Biography:

Luc Schaedler (b. 1963 in Zurich) is a Swiss documentary filmmaker and anthropologist. He studied anthropology, film history and social history at the University of Zurich, completing his Ph.D. in visual anthropology in 2005. His first documentary, "Made in Hong Kong" (1997), served as his master's thesis; his second, "Angry Monk – Reflections on Tibet" (2005), as his doctoral dissertation.

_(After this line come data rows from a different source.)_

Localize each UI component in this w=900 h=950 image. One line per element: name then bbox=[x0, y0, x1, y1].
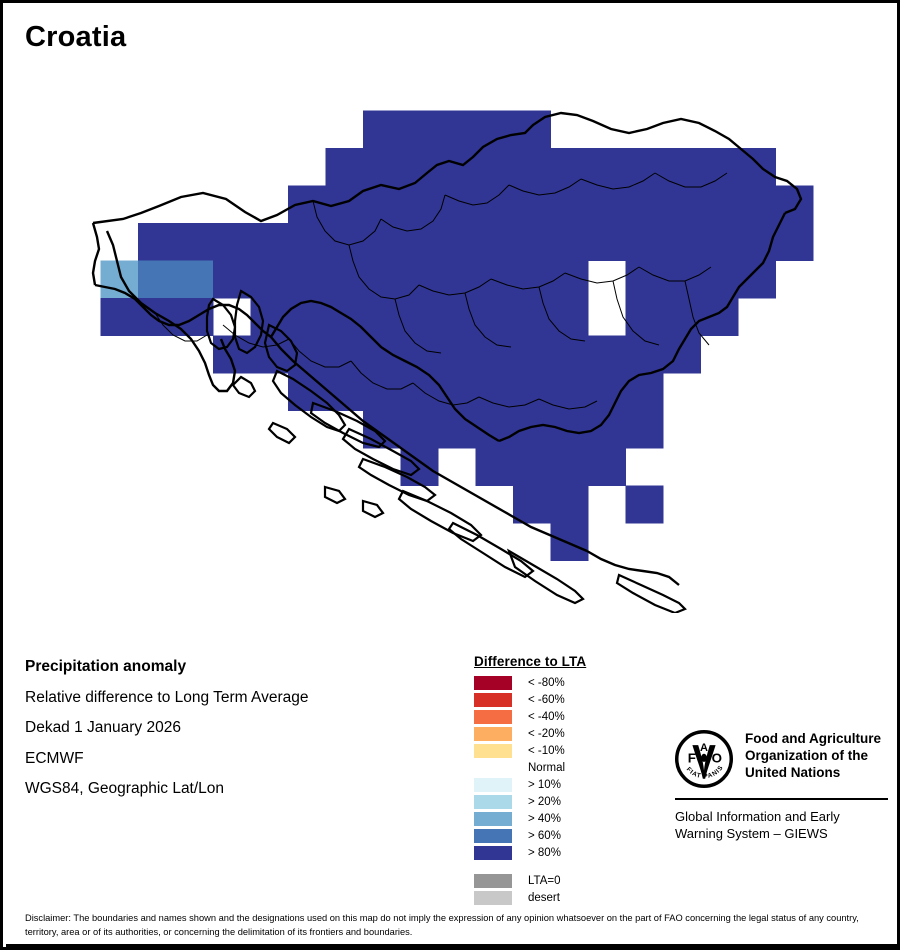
legend-item-swatch bbox=[474, 727, 512, 741]
raster-cell bbox=[738, 186, 776, 224]
fao-name-line-1: Food and Agriculture bbox=[745, 730, 881, 747]
raster-cell bbox=[251, 223, 289, 261]
raster-cell bbox=[626, 486, 664, 524]
raster-cell bbox=[663, 223, 701, 261]
raster-cell bbox=[663, 186, 701, 224]
raster-cell bbox=[176, 223, 214, 261]
svg-text:O: O bbox=[712, 750, 722, 765]
raster-cell bbox=[551, 411, 589, 449]
legend-item-label: Normal bbox=[528, 762, 565, 774]
legend-item-row[interactable]: < -80% bbox=[474, 674, 664, 691]
raster-cell bbox=[551, 223, 589, 261]
raster-cell bbox=[701, 186, 739, 224]
meta-line-period: Dekad 1 January 2026 bbox=[25, 719, 455, 737]
svg-text:F: F bbox=[688, 750, 696, 765]
raster-cell bbox=[588, 148, 626, 186]
raster-cell bbox=[288, 336, 326, 374]
raster-cell bbox=[551, 298, 589, 336]
legend-item-swatch bbox=[474, 744, 512, 758]
legend-item-swatch bbox=[474, 846, 512, 860]
raster-cell bbox=[326, 148, 364, 186]
legend-item-swatch bbox=[474, 676, 512, 690]
fao-name-line-3: United Nations bbox=[745, 764, 881, 781]
meta-line-projection: WGS84, Geographic Lat/Lon bbox=[25, 780, 455, 798]
legend-extra-list: LTA=0desert bbox=[474, 872, 664, 906]
legend-spacer bbox=[474, 861, 664, 872]
legend-item-swatch bbox=[474, 761, 512, 775]
legend-item-label: < -60% bbox=[528, 694, 565, 706]
raster-cell bbox=[288, 223, 326, 261]
raster-cell bbox=[476, 111, 514, 149]
legend-item-label: > 10% bbox=[528, 779, 561, 791]
legend-item-row[interactable]: < -60% bbox=[474, 691, 664, 708]
legend-item-swatch bbox=[474, 693, 512, 707]
raster-cell bbox=[476, 261, 514, 299]
raster-cell bbox=[551, 186, 589, 224]
raster-cell bbox=[401, 298, 439, 336]
raster-cell bbox=[438, 336, 476, 374]
raster-cell bbox=[588, 448, 626, 486]
raster-cell bbox=[438, 298, 476, 336]
raster-cell bbox=[626, 411, 664, 449]
legend-extra-label: desert bbox=[528, 892, 560, 904]
raster-cell bbox=[363, 111, 401, 149]
raster-cell bbox=[401, 111, 439, 149]
legend-item-row[interactable]: > 10% bbox=[474, 776, 664, 793]
legend-item-row[interactable]: Normal bbox=[474, 759, 664, 776]
map-canvas[interactable] bbox=[63, 73, 853, 613]
fao-branding: F A O FIAT PANIS Food and Agriculture Or… bbox=[675, 730, 890, 843]
raster-cell bbox=[626, 223, 664, 261]
map-metadata: Precipitation anomaly Relative differenc… bbox=[25, 658, 455, 811]
raster-cell bbox=[138, 223, 176, 261]
raster-cell bbox=[513, 186, 551, 224]
raster-cell bbox=[588, 186, 626, 224]
legend-item-label: < -80% bbox=[528, 677, 565, 689]
fao-divider bbox=[675, 798, 888, 800]
legend-item-swatch bbox=[474, 795, 512, 809]
raster-cell bbox=[438, 148, 476, 186]
raster-cell bbox=[213, 223, 251, 261]
legend-item-row[interactable]: > 60% bbox=[474, 827, 664, 844]
raster-cell bbox=[588, 223, 626, 261]
raster-cell bbox=[476, 373, 514, 411]
raster-cell bbox=[513, 411, 551, 449]
raster-cell bbox=[701, 148, 739, 186]
raster-cell bbox=[513, 486, 551, 524]
disclaimer-rule bbox=[6, 944, 900, 947]
legend-extra-row[interactable]: desert bbox=[474, 889, 664, 906]
legend-item-list: < -80%< -60%< -40%< -20%< -10%Normal> 10… bbox=[474, 674, 664, 861]
legend-item-swatch bbox=[474, 829, 512, 843]
raster-cell bbox=[326, 261, 364, 299]
raster-cell bbox=[251, 261, 289, 299]
raster-cell bbox=[663, 261, 701, 299]
raster-cell bbox=[326, 336, 364, 374]
raster-cell bbox=[513, 448, 551, 486]
legend-item-row[interactable]: < -10% bbox=[474, 742, 664, 759]
raster-cell bbox=[701, 261, 739, 299]
raster-cell bbox=[326, 298, 364, 336]
legend-title: Difference to LTA bbox=[474, 654, 664, 669]
giews-line-2: Warning System – GIEWS bbox=[675, 826, 890, 843]
raster-cell bbox=[738, 223, 776, 261]
legend-item-row[interactable]: < -20% bbox=[474, 725, 664, 742]
legend-item-label: < -40% bbox=[528, 711, 565, 723]
meta-line-product: Precipitation anomaly bbox=[25, 658, 455, 676]
raster-cell bbox=[588, 336, 626, 374]
raster-cell bbox=[438, 223, 476, 261]
raster-cell bbox=[401, 448, 439, 486]
raster-cell bbox=[438, 261, 476, 299]
raster-cell bbox=[738, 261, 776, 299]
legend-extra-label: LTA=0 bbox=[528, 875, 561, 887]
raster-cell bbox=[401, 186, 439, 224]
legend-item-swatch bbox=[474, 812, 512, 826]
legend-item-row[interactable]: > 20% bbox=[474, 793, 664, 810]
map-page: Croatia bbox=[0, 0, 900, 950]
raster-cell bbox=[363, 223, 401, 261]
raster-cell bbox=[476, 336, 514, 374]
legend-item-label: > 40% bbox=[528, 813, 561, 825]
raster-cell bbox=[363, 336, 401, 374]
meta-line-description: Relative difference to Long Term Average bbox=[25, 689, 455, 707]
raster-cell bbox=[513, 223, 551, 261]
legend-item-swatch bbox=[474, 778, 512, 792]
disclaimer-text: Disclaimer: The boundaries and names sho… bbox=[25, 911, 885, 940]
raster-cell bbox=[626, 186, 664, 224]
legend-item-row[interactable]: < -40% bbox=[474, 708, 664, 725]
raster-cell bbox=[476, 298, 514, 336]
fao-name: Food and Agriculture Organization of the… bbox=[745, 730, 881, 781]
legend-item-label: > 60% bbox=[528, 830, 561, 842]
raster-cell bbox=[776, 223, 814, 261]
raster-cell bbox=[513, 261, 551, 299]
fao-name-line-2: Organization of the bbox=[745, 747, 881, 764]
raster-cell bbox=[738, 148, 776, 186]
raster-cell bbox=[363, 373, 401, 411]
page-title: Croatia bbox=[25, 21, 126, 54]
raster-cell bbox=[551, 448, 589, 486]
raster-cell bbox=[551, 523, 589, 561]
raster-cell bbox=[551, 148, 589, 186]
raster-cell bbox=[363, 298, 401, 336]
legend-item-swatch bbox=[474, 710, 512, 724]
giews-name: Global Information and Early Warning Sys… bbox=[675, 809, 890, 843]
svg-text:A: A bbox=[700, 742, 708, 754]
raster-cell bbox=[101, 298, 139, 336]
raster-cell bbox=[288, 261, 326, 299]
croatia-anomaly-map[interactable] bbox=[63, 73, 853, 613]
raster-cell bbox=[626, 298, 664, 336]
raster-cell bbox=[551, 336, 589, 374]
legend-item-label: > 20% bbox=[528, 796, 561, 808]
raster-cell bbox=[363, 148, 401, 186]
raster-cell bbox=[401, 411, 439, 449]
raster-cell bbox=[176, 261, 214, 299]
legend-item-row[interactable]: > 80% bbox=[474, 844, 664, 861]
raster-cell bbox=[513, 298, 551, 336]
legend-item-label: > 80% bbox=[528, 847, 561, 859]
raster-cell bbox=[513, 148, 551, 186]
legend-item-row[interactable]: > 40% bbox=[474, 810, 664, 827]
legend: Difference to LTA < -80%< -60%< -40%< -2… bbox=[474, 654, 664, 906]
raster-cell bbox=[551, 486, 589, 524]
raster-cell bbox=[326, 186, 364, 224]
raster-cell bbox=[251, 336, 289, 374]
raster-cell bbox=[476, 186, 514, 224]
raster-cell bbox=[476, 148, 514, 186]
legend-item-label: < -10% bbox=[528, 745, 565, 757]
meta-line-source: ECMWF bbox=[25, 750, 455, 768]
raster-cell bbox=[701, 223, 739, 261]
raster-cell bbox=[438, 411, 476, 449]
legend-extra-row[interactable]: LTA=0 bbox=[474, 872, 664, 889]
giews-line-1: Global Information and Early bbox=[675, 809, 890, 826]
legend-extra-swatch bbox=[474, 891, 512, 905]
raster-cell bbox=[776, 186, 814, 224]
fao-logo-icon: F A O FIAT PANIS bbox=[675, 730, 733, 788]
raster-cell bbox=[401, 261, 439, 299]
legend-extra-swatch bbox=[474, 874, 512, 888]
raster-cell bbox=[438, 111, 476, 149]
raster-cell bbox=[626, 261, 664, 299]
raster-cell bbox=[476, 448, 514, 486]
raster-cell bbox=[363, 261, 401, 299]
raster-cell bbox=[663, 336, 701, 374]
legend-item-label: < -20% bbox=[528, 728, 565, 740]
raster-cell bbox=[138, 261, 176, 299]
raster-cell bbox=[663, 298, 701, 336]
raster-cell bbox=[476, 223, 514, 261]
raster-cell bbox=[363, 186, 401, 224]
raster-cell bbox=[513, 336, 551, 374]
raster-cell bbox=[401, 223, 439, 261]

In 2001, Schaedler founded the production company go between films in Zurich. His long-term travels and research in Asia are the starting point and driving force of his work as a filmmaker and producer. From them, four feature-length documentaries have emerged to date: "Made in Hong Kong" (1997), "Angry Monk – Reflections on Tibet" (2005), "Watermarks – Three Letters from China" (2013), and "A Long Way Home" (2018). The films have screened at major international festivals, including Sundance (Nomination Grand Jury Award), San Francisco IFF (Nomination Golden Gate Award), Busan IFF, Locarno IFF (Semaine de la critique), DOK Leipzig, Vancouver IFF, Montreal – Festival du Nouveau Cinéma, and DOK.fest Munich.
The defining approach that continues to shape Schaedler's work is visual anthropology: the production of ethnographic images and the analysis of visual representations — and with them, the question of how images relate to social and cultural realities. This approach sharpens the eye for situations in which people present themselves, in which power dynamics become visible, and in which cultural practices, language and everyday life are not explained but observed and made tangible.